Szacuny
77
Napisanych postów
11983
Na forum
16 lat
Przeczytanych tematów
79498
Jak sobie przyponę o otrzymanych low kickach to aż mi się ciepło w nodze robi.Nie wierzyłem w ich moc dopóki kilka razy lowa nie wyłapałem,a na wewnętrzną stronę uda...masakra.Musiałem zrobić sobie po nim kilka minut wolnego,więc po dobrym trafieniu lowem mozna w sytuacji kryzysowej dokończyć dzieła,lub szybko zamienić się w sprintera
QUEBLO w jiu jitsu też wykorzystuje się dźwignie,także może mniej niż Cavior,ale kilkanaście różnych też znam
Zmieniony przez - słaby 56 w dniu 2008-04-27 23:17:05
Raczej ustapić niż zranić,raczej zranić niz okaleczyć,raczej okaleczyć niż zabić,prędzej zabić samemu,niż dać się zabić.
Szacuny
24
Napisanych postów
10498
Wiek
36 lat
Na forum
16 lat
Przeczytanych tematów
47531
Oczywiście że w jiu jitsu też się wykorzystuje dzwignie. Ja mam np trenera, ma czerń w aikido i czasem miesza jego elementy z elementami bjj. Koniec rówania jest bolesny i skuteczny Ale fakt, że pierwszy lepszy "Zynuś" tego nie wykorzysta,bo trzeba trenować.

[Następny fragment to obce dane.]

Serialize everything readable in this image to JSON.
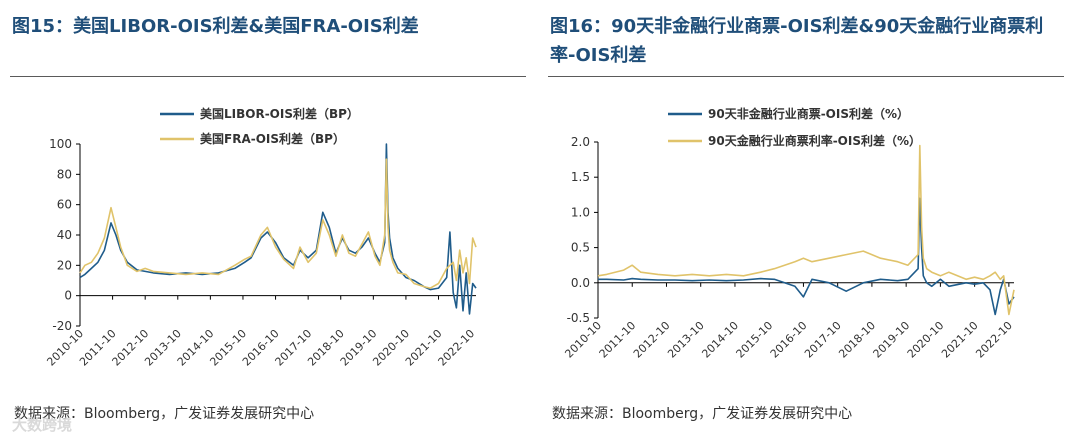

Zmieniony przez - Rafał_B w dniu 2008-04-27 23:26:56
Szacuny
26
Napisanych postów
7168
Na forum
18 lat
Przeczytanych tematów
46566
Przykładowo w nadgarstek nie uderzysz tylko złapiesz za niego i bedziesz uciskał wykonując bolesną dzwignię,
Nie tylko dźwignię. Można też wykonać ucisk na nerw pośrodkowy, czyli:
7.wewnętrzna powierzchnia nadgarstka - kanał pomiędzy kościa łokciową i promieniową
To aikidocka technika yonkyo. Wykonana poprawnie-jest BARDZO bolesna i ma ciekawe skutki-gdy raz przyoporowałem trenerowi przy yonkyo i nacisnął trochę mocniej-przez prawie dwie doby (!) nie miałem do końca panowania nad ręką. Nie dość, że bolała, była słaba (trzymanie kubka z herbatą było trudne) to jeszcze palce potrafiły wbrew mojej woli się otworzyć. Jednakże-to technika (tak jak i inne "uciski") dość zawodna, bo nie na każdego działa, z racji różnic w budowie i tolerancji na ból. Na mnie wyszła dopiero instruktorowi z mojej sekcji-podczas gdy innym instruktorom i dziesiątkom adeptów-nie wychodziła. Tzn czułem ból-ale raczej "wkurzający" niż "paraliżujący". A technika, która nie na każdego zadziała-może zawieść, więc bezpieczniej na niej za bardzo nie polegać.
Szacuny
26
Napisanych postów
7168
Na forum
18 lat
Przeczytanych tematów
46566
Queblo nie chodzi o nieskuteczność technik-tylko o procent ludzi znających te techniki. Aikidocy nawet wsparci liczebnie przez ludzi z podobnych styli (jj, hapkido) to dalej niewielki procent społeczeństwa.